Monday, 22 July 2013

Difficulties in Conference Socialising

I recently went to a conference in Chicago. I had an excellent time and met lots of great people, but as at every conference I had a bit of a dilemma every time I met someone new - do I come out, when do I come out, how do I come out?

As anyone who knows me personally, and some people who only know me online will know, I'm very out. In every aspect of life, home, work, the hairdressers etc.  I just can't be bothered with the whole hiding who I am thing.  Plus I've got a wife, I spend a lot of time socialising with her, and I'm not going to play the pronoun game every time someone asks me what I did at the weekend.

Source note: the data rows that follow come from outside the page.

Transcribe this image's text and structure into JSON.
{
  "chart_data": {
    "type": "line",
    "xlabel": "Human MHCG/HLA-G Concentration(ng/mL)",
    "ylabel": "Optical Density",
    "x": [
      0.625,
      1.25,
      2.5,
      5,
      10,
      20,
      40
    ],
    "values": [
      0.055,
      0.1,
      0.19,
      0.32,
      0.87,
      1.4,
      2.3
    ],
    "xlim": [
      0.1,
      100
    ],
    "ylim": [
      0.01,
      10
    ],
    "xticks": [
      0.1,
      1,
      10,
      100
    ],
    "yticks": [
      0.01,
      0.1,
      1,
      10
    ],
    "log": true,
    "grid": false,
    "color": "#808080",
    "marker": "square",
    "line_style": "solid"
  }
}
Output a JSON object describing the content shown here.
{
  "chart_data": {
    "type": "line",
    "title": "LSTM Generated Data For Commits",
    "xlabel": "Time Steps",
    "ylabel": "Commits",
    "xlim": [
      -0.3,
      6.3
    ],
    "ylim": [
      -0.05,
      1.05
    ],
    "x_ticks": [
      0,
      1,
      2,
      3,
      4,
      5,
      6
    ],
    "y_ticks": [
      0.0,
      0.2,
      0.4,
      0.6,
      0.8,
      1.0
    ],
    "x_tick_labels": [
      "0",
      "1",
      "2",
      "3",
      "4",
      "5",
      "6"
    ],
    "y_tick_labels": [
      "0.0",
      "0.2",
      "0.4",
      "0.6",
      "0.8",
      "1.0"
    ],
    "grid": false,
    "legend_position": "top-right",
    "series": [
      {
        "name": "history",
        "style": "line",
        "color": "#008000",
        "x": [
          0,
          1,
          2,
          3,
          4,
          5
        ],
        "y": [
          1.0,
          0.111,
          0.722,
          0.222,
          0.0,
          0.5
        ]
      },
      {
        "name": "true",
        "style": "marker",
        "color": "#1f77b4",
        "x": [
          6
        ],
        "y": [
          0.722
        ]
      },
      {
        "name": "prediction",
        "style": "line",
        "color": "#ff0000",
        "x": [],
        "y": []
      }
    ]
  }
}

However, I know lots of people who like to keep their private lives out of work.  They might be out in a general way, but they tend to keep quite about it.  But when you go to a conference the world of work merges with your social world. You're often meeting people in a social way, but it's still work.  The people you're talking to after a number of drinks in the bar might be a possible future colleague or collaborator or boss.  So there's always that split second of decisions, which camp does this new interaction fall into.  Future friend, future colleague, both, neither?

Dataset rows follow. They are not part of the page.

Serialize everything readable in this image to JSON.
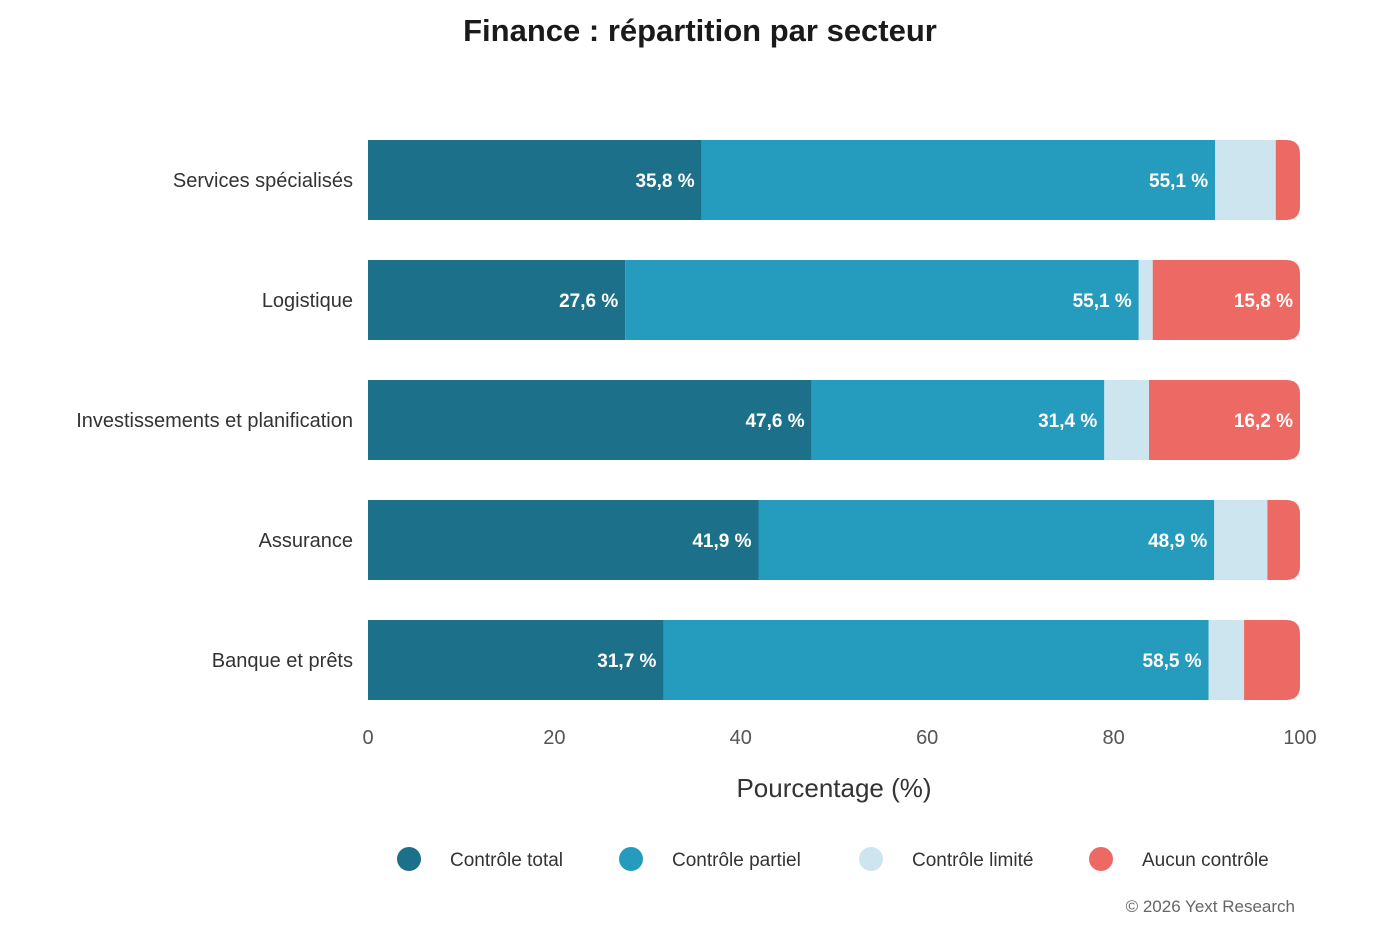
{
  "chart_data": {
    "type": "bar",
    "orientation": "horizontal",
    "stacked": true,
    "title": "Finance : répartition par secteur",
    "xlabel": "Pourcentage (%)",
    "ylabel": "",
    "xlim": [
      0,
      100
    ],
    "x_ticks": [
      "0",
      "20",
      "40",
      "60",
      "80",
      "100"
    ],
    "grid": false,
    "legend_position": "bottom",
    "categories": [
      "Services spécialisés",
      "Logistique",
      "Investissements et planification",
      "Assurance",
      "Banque et prêts"
    ],
    "series": [
      {
        "name": "Contrôle total",
        "color": "#1d7089",
        "values": [
          35.8,
          27.6,
          47.6,
          41.9,
          31.7
        ],
        "labels": [
          "35,8 %",
          "27,6 %",
          "47,6 %",
          "41,9 %",
          "31,7 %"
        ]
      },
      {
        "name": "Contrôle partiel",
        "color": "#259bbd",
        "values": [
          55.1,
          55.1,
          31.4,
          48.9,
          58.5
        ],
        "labels": [
          "55,1 %",
          "55,1 %",
          "31,4 %",
          "48,9 %",
          "58,5 %"
        ]
      },
      {
        "name": "Contrôle limité",
        "color": "#cde5ee",
        "values": [
          6.5,
          1.5,
          4.8,
          5.7,
          3.8
        ],
        "labels": [
          "",
          "",
          "",
          "",
          ""
        ]
      },
      {
        "name": "Aucun contrôle",
        "color": "#ed6963",
        "values": [
          2.6,
          15.8,
          16.2,
          3.5,
          6.0
        ],
        "labels": [
          "",
          "15,8 %",
          "16,2 %",
          "",
          ""
        ]
      }
    ]
  },
  "footer": {
    "credit": "© 2026 Yext Research"
  }
}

Then there's the heteronormitivity of conferences (maybe of science in general?) which I find a bit overwhelming.  I tend to think that people go away from conferences remembering me as the lesbian who talks about transposons (possibly without remembering the bit about transposons).  This is probably not even true, but the fact that I find myself having to come out over and over (particularly if my wife has come along to take advantage of a tagged on holiday) to people who assume everyone, including me, is straight (and I don't look straight), makes me hyper aware of it.

Although I've talked about conferences here, I think it extends quite a bit into more general areas of academic life.  We're expected to spend so much of our time and energy trying to make it in this career that there is often little room for friends outside of work, forcing people to mix social and work yet again.